Roman posthume (publié par Madame Hanska, sans doute parce qu'il y a quelques analogies entre leur couple et leur vie et celles des propriétairs fonciers du livre, les Montcornet, décrits d'ailleurs avec un singulier mélange de sympathie et de lucidité cruelle), pas le plus connu de Balzac, mais assez commenté par la critique littéraire marxisante (Macherey et à sa suite T.J. Clark qui en parle dans son livre sur Courbet - le roman se pase d'ailleurs en Bourgogne, relativement proche du Jura). Un peu en marge de la Comédie Humaine, un des rares à mettre au premier plan le peuple (et super fin en effet sur la distinction bourgeoisie / noblesse déclassée, correspondant aussi à une différence entre pouvoir économique et prestige politique, fonction et nom aussi d'un certain côté). Style superbe, tonalité faulknerienne (un lieu à la fois choral et confiné) et en effet Balzac inclassable politiquement, il craint le peuple pour sa violence tout en l'enviant pour une sorte de noblese christique, une humilité paradoxale et inconsciente (ambiguïté articulée à na fois par un curé humilié, assez bernanosien, et par un écrivain dandy fatigué, tiens comme Sous le soleil de Satan), et met sur le même plan la faiblesse d'une domination politique (qui n'assume pas l'arbitraire et la violence de ses fins) et son aveuglement (qui séduit le peuple au lieu de le voir).
Très fort.
J'aime beaucoup les Balzac un peu moins connus mais plus politiques comme la Rechrche de l'Absolu, une Ténébreuse Affaire (très proche dans l'orientatiob politique de ce livre, mais radicalement différent dans le récit qui individualise à la fois Mme de Cing-Cygne et Napoléon quand ici il y a une cinquantaine de personnages en 400 pages) et celui-ci.

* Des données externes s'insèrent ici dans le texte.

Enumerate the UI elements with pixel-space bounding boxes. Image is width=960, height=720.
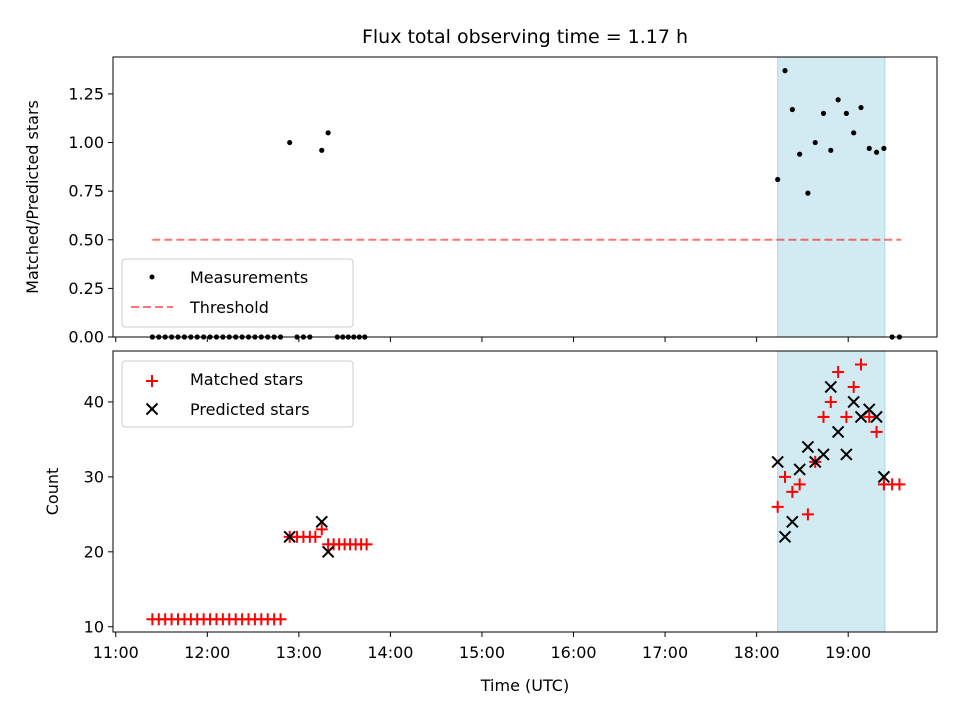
matched-star-point: [309, 530, 322, 543]
matched-star-point: [779, 470, 792, 483]
matched-star-point: [840, 410, 853, 423]
time-x-tick-label: 12:00: [184, 643, 230, 662]
measurement-point: [873, 149, 880, 155]
count-y-ticks: 10 20 30 40: [84, 392, 113, 636]
matched-star-point: [315, 523, 328, 536]
count-plot-frame: [112, 350, 938, 633]
predicted-star-point: [778, 530, 792, 544]
observing-window-shade-top: [777, 56, 886, 338]
legend-measurements-label: Measurements: [190, 268, 308, 287]
legend-matched-label: Matched stars: [190, 370, 303, 389]
matched-star-point: [817, 410, 830, 423]
matched-star-point: [274, 613, 287, 626]
ratio-plot-frame: [112, 56, 938, 338]
time-x-label: Time (UTC): [480, 676, 569, 695]
matched-star-point: [793, 478, 806, 491]
measurement-point: [843, 110, 849, 116]
predicted-star-point: [877, 470, 891, 484]
measurement-point: [881, 145, 887, 151]
ratio-y-tick-label: 0.00: [68, 328, 104, 347]
measurement-point: [851, 130, 857, 136]
predicted-star-point: [870, 410, 883, 424]
legend-matched-marker: [146, 375, 158, 387]
predicted-star-point: [283, 530, 296, 544]
count-y-tick-label: 40: [84, 392, 104, 411]
count-y-tick-label: 10: [84, 617, 104, 636]
ratio-y-tick-label: 1.00: [68, 133, 104, 152]
predicted-star-point: [817, 448, 830, 461]
predicted-stars-points: [283, 380, 891, 559]
measurement-point: [866, 145, 872, 151]
count-y-tick-label: 20: [84, 542, 104, 561]
measurement-point: [805, 190, 811, 196]
time-x-tick-label: 17:00: [642, 643, 688, 662]
count-y-label: Count: [43, 468, 62, 516]
matched-star-point: [824, 395, 837, 408]
time-x-tick-label: 15:00: [459, 643, 505, 662]
ratio-legend-box: [121, 258, 354, 328]
measurement-point: [828, 147, 834, 153]
matched-star-point: [786, 485, 799, 498]
matched-star-point: [771, 500, 784, 513]
matched-stars-points: [146, 358, 906, 626]
time-x-ticks: 11:00 12:00 13:00 14:00 15:00 16:00 17:00 18:00…: [93, 632, 871, 662]
measurement-point: [820, 110, 827, 116]
matched-star-point: [832, 365, 845, 378]
matched-star-point: [863, 410, 876, 423]
ratio-y-label: Matched/Predicted stars: [23, 100, 42, 294]
ratio-y-tick-label: 0.75: [68, 182, 104, 201]
predicted-star-point: [824, 380, 838, 394]
predicted-star-point: [793, 463, 806, 476]
measurement-point: [325, 130, 331, 136]
measurement-point: [858, 104, 864, 111]
legend-matched-plus: [146, 375, 158, 387]
legend-predicted-marker: [145, 402, 159, 416]
time-x-tick-label: 19:00: [825, 643, 871, 662]
ratio-panel: 0.00 0.25 0.50 0.75 1.00 1.25 Matched/Predict…: [23, 56, 938, 347]
matched-star-point: [870, 425, 883, 438]
legend-threshold-label: Threshold: [189, 298, 269, 317]
time-x-tick-label: 11:00: [93, 643, 139, 662]
matched-star-point: [847, 380, 860, 393]
measurement-point: [782, 68, 788, 74]
legend-predicted-cross: [145, 402, 159, 416]
predicted-star-point: [771, 455, 784, 469]
measurement-point: [812, 139, 818, 146]
matched-star-point: [801, 508, 814, 521]
ratio-x-ticks: [115, 337, 849, 342]
time-x-tick-label: 14:00: [367, 643, 413, 662]
predicted-star-point: [840, 448, 853, 461]
measurement-point: [319, 147, 325, 153]
measurement-point: [789, 106, 795, 113]
chart-title: Flux total observing time = 1.17 h: [362, 26, 688, 48]
predicted-star-point: [321, 545, 335, 559]
count-legend-box: [121, 360, 354, 428]
time-x-tick-label: 13:00: [276, 643, 322, 662]
ratio-y-ticks: 0.00 0.25 0.50 0.75 1.00 1.25: [68, 84, 113, 347]
count-legend: Matched stars Predicted stars: [121, 360, 354, 428]
legend-measurement-marker: [149, 274, 155, 280]
legend-predicted-label: Predicted stars: [190, 400, 310, 419]
predicted-star-point: [315, 515, 328, 529]
ratio-legend: Measurements Threshold: [121, 258, 354, 328]
measurement-point: [797, 151, 803, 157]
measurement-point: [775, 176, 781, 183]
count-y-tick-label: 30: [84, 467, 104, 486]
time-x-tick-label: 16:00: [550, 643, 596, 662]
matched-star-point: [855, 358, 868, 371]
measurement-point: [287, 139, 293, 146]
predicted-star-point: [831, 425, 845, 439]
matched-star-point: [360, 538, 373, 551]
ratio-y-tick-label: 1.25: [68, 84, 104, 103]
ratio-y-tick-label: 0.50: [68, 230, 104, 249]
ratio-y-tick-label: 0.25: [68, 279, 104, 298]
predicted-star-point: [801, 440, 815, 454]
predicted-star-point: [786, 515, 799, 529]
predicted-star-point: [847, 395, 860, 409]
matched-star-point: [893, 478, 906, 491]
time-x-tick-label: 18:00: [734, 643, 780, 662]
measurement-point: [835, 97, 841, 103]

Et la description de la bonne société d'une petite ville bourguignonne au début de la second partie est

(dans le fond le ridicule bourgeois est pire pour Balzac que la violence des paysan et des prolétaires, imprévisible tout en étant située dans l'histoire commune. Tout en naturalisant la psychologie du peuple il voit dans le pouvoir et la bourgeoisie une nature contrefaite, et donc jugée : la violence sociale correspond exactement à l'impuissance secrète de l'ordre - le roman s'identifie aux intérêts de ce qu'il critique, qu'il vise comme son au-delà réel, mais se sait impuissant à en garantir la force).